Les enfants eux gagnent un peu de sous car ces bouteilles sont vendues entre 100 et 150 CDF (Franc congolais). Serge Lioto, un enfant résident au quartier Bombula à Mangobo, explique : « nous sillonnons partout pour chercher les bouteilles déjà utilisés pour les vendre. Par jour, on peut gagner 5 000 CDF ».
Mais nombreux d’entre les utilisateurs quotidiens ne réfléchissent même pas l’endroit où ces déchets pourraient finir. « La destination finale des bouteilles réutilisées reste toujours un vrai problème pour l’environnement. On peut réutiliser même 10 ou 20 fois les bouteilles, mais on finira toujours par se débarrasser des bouteilles vieillissantes et qui gardent malgré tout leur caractère dangereux pour l’environnement et pour l’homme », s’inquiète Richard Kighusu, chef des travaux et chercheur en planification régionale.
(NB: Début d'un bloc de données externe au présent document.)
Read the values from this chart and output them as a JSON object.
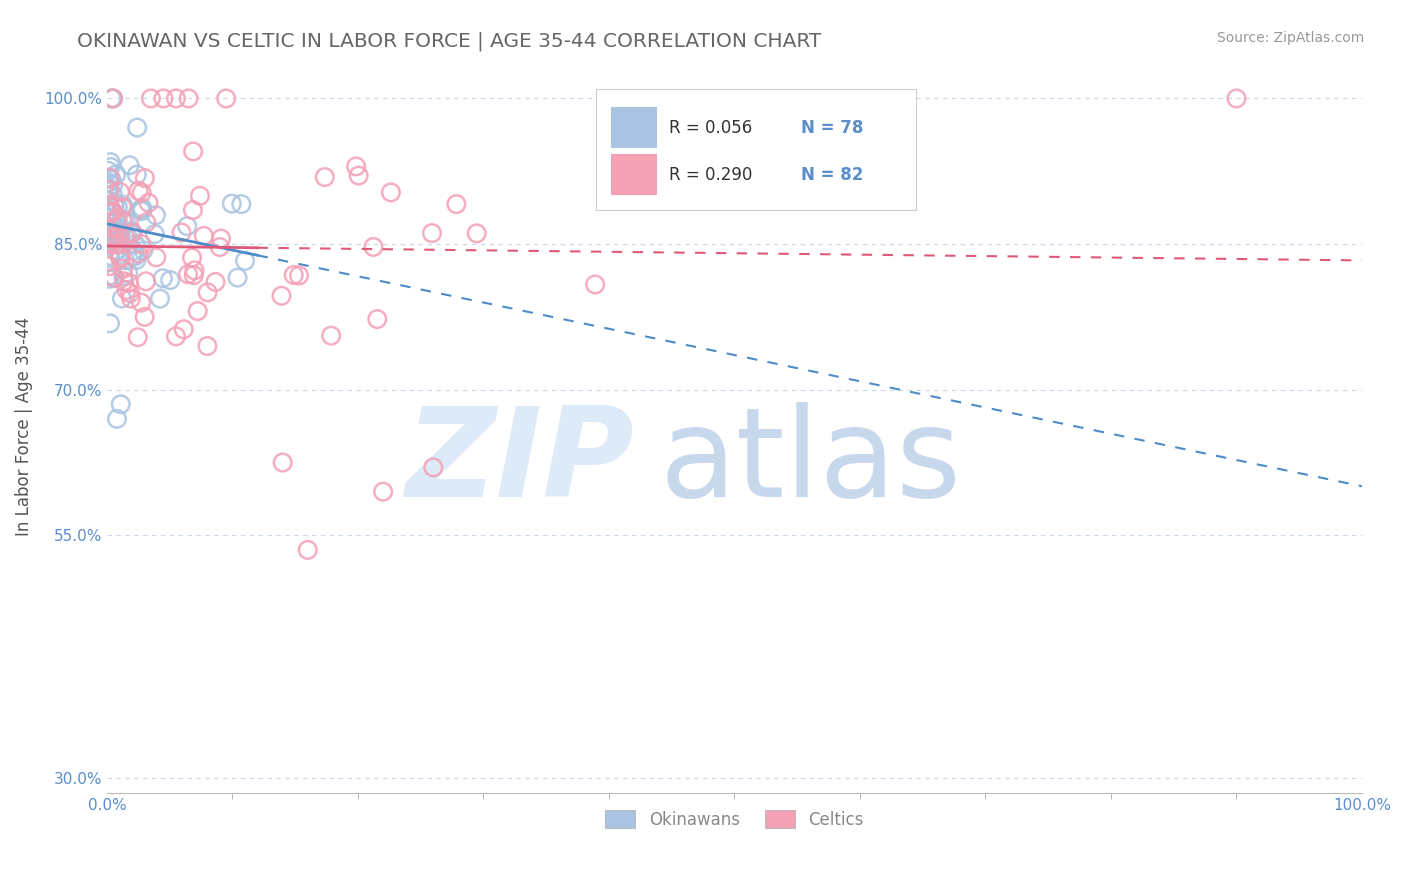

C’est dans cette perspective que Kabambi Kannaga, acteur politique et environnementaliste estime qu’il faut « responsabiliser les patrons des usines sur la gestion des déchets. Personne des riverains ne bénéficient directement des retombées y relatifs. Ils doivent aussi les indemniser en construisant par exemple des bâtiments d’intérêt public ».